Formation of benzylic-DNA adducts resulting from 7,12-dimethylbenz[a]anthracene in vivo

Studies were undertaken to determine the formation of benzylic-DNA adducts in rats administered 7,12-dimethylbenz[a]anthracene (DMBA) and its meso-region metabolites by subcutaneous injection. Here, we show that 7-hydroxymethyl-12-methylbenz[a]anthracene (7-HMBA) and 7-sulfoxymethyl-12-methylbenz[a]anthracene (7-SMBA) gave rise to some benzylic-DNA adducts indistinguishable from adducts formed from DMBA. Adducts were analyzed by butanol enrichment-mediated 32P-postlabeling assay. Female Sprague-Dawley rats given a combined dose of 420 micromol DMBA/kg b. wt resulted in two major and up to nine minor adducts in the subcutaneous tissue, with chromatographic resemblance to benzylic-DNA adducts prepared in vitro. Subcutaneous administration of 7-HMBA, 7-SMBA, and 7-methyl-12-hydroxymethylbenz[a]anthracene (12-HMBA) (210, 42, and 210 micromol/kg b. wt, respectively) each resulted in one major and several minor benzylic-DNA adducts. From cochromatography with reference adducts, it was concluded that the benzylic DNA adduct 4, derived from the parent compound, comigrates with the major adduct from 7-HMBA and 7-SMBA, whereas adducts 2 and 3 comigrate with adducts resulting from 12-HMBA and 7-methyl-12-sulfooxymethylbenz[a]anthracene, respectively. These data suggest that 7-sulfooxymethyl- and 12-sulfooxymethy derivatives produce distinct adducts. Several major and minor diol epoxide-related DNA adducts were also detected. The diol epoxide- and benzylic-DNA adducts were found in a 2:1 ratio. The oral, intraperitoneal, and intramammiliary treatments with DMBA showed no detectable benzylic adducts in the liver and mammary glands 24 h after the last treatment, although the adduct formation was clearly evident with SMBA and/or HMBA treatments, suggesting that hydroxylation of DMBA to form HMBA may be the rate-limiting step for the meso-methyl substitution pathway. The present study clearly demonstrates the in vivo formation of benzylic-DNA adducts from DMBA. The data also reveal the involvement of the 12-methyl group of DMBA in adduct formation.     

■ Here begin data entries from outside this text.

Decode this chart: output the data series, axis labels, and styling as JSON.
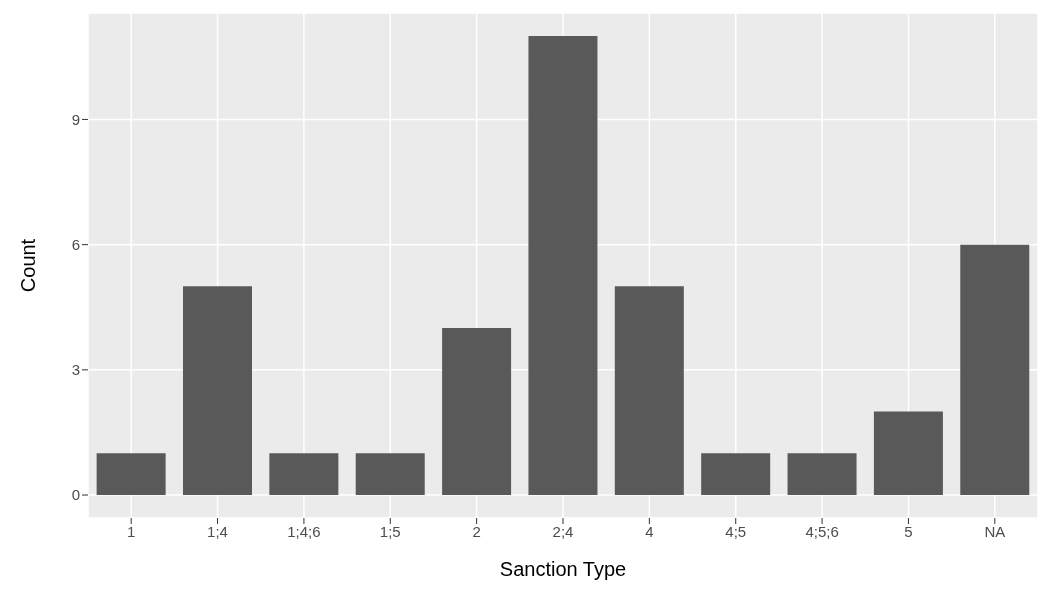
{
  "chart_data": {
    "type": "bar",
    "xlabel": "Sanction Type",
    "ylabel": "Count",
    "categories": [
      "1",
      "1;4",
      "1;4;6",
      "1;5",
      "2",
      "2;4",
      "4",
      "4;5",
      "4;5;6",
      "5",
      "NA"
    ],
    "values": [
      1,
      5,
      1,
      1,
      4,
      11,
      5,
      1,
      1,
      2,
      6
    ],
    "color": "#595959",
    "ylim": [
      -0.55,
      11.55
    ],
    "yticks": [
      0,
      3,
      6,
      9
    ],
    "grid": true
  }
}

Synthesis and mutagenicity of A-ring reduced analogues of 7,12-dimethylbenz[a]anthracene

The synthesis and mutagenicity of two derivatives of 7,12-dimethylbenz[a]anthracene (DMBA; 1), i.e., 1,2-H2DMBA (4) and 1,2,3,4-H4DMBA (5), are reported. These analogues (4 and 5) represent dihydro and tetrahydro A-ring reduced forms of DMBA, a region in the parent hydrocarbon (1) proposed to be involved in metabolism to the ultimate carcinogen. The synthesis for 4 without isolation of intermediates from the tosylhydrazone of 1,2,3,4-tetrahydrobenz[a]anthracene-4,7,12-trione (10) by successive reaction with 8 molar equiv of CH3Li, HI, and NaBH4 represents a novel approach to this hydrocarbon now available in sufficient quantity for biological studies. Interestingly, both of these reduced analogues 4 and 5 exhibited mutagenic activity in the Ames assay in the presence or absence of microsomal activation for strains TA98 and TA100. In these strains, DMBA was active only in the presence of S-9 fraction. In the plasmid-deficient strain TA1537, only tetrahydro analogue 5 exhibited mutagenic activity both in the absence and presence of S-9 fraction.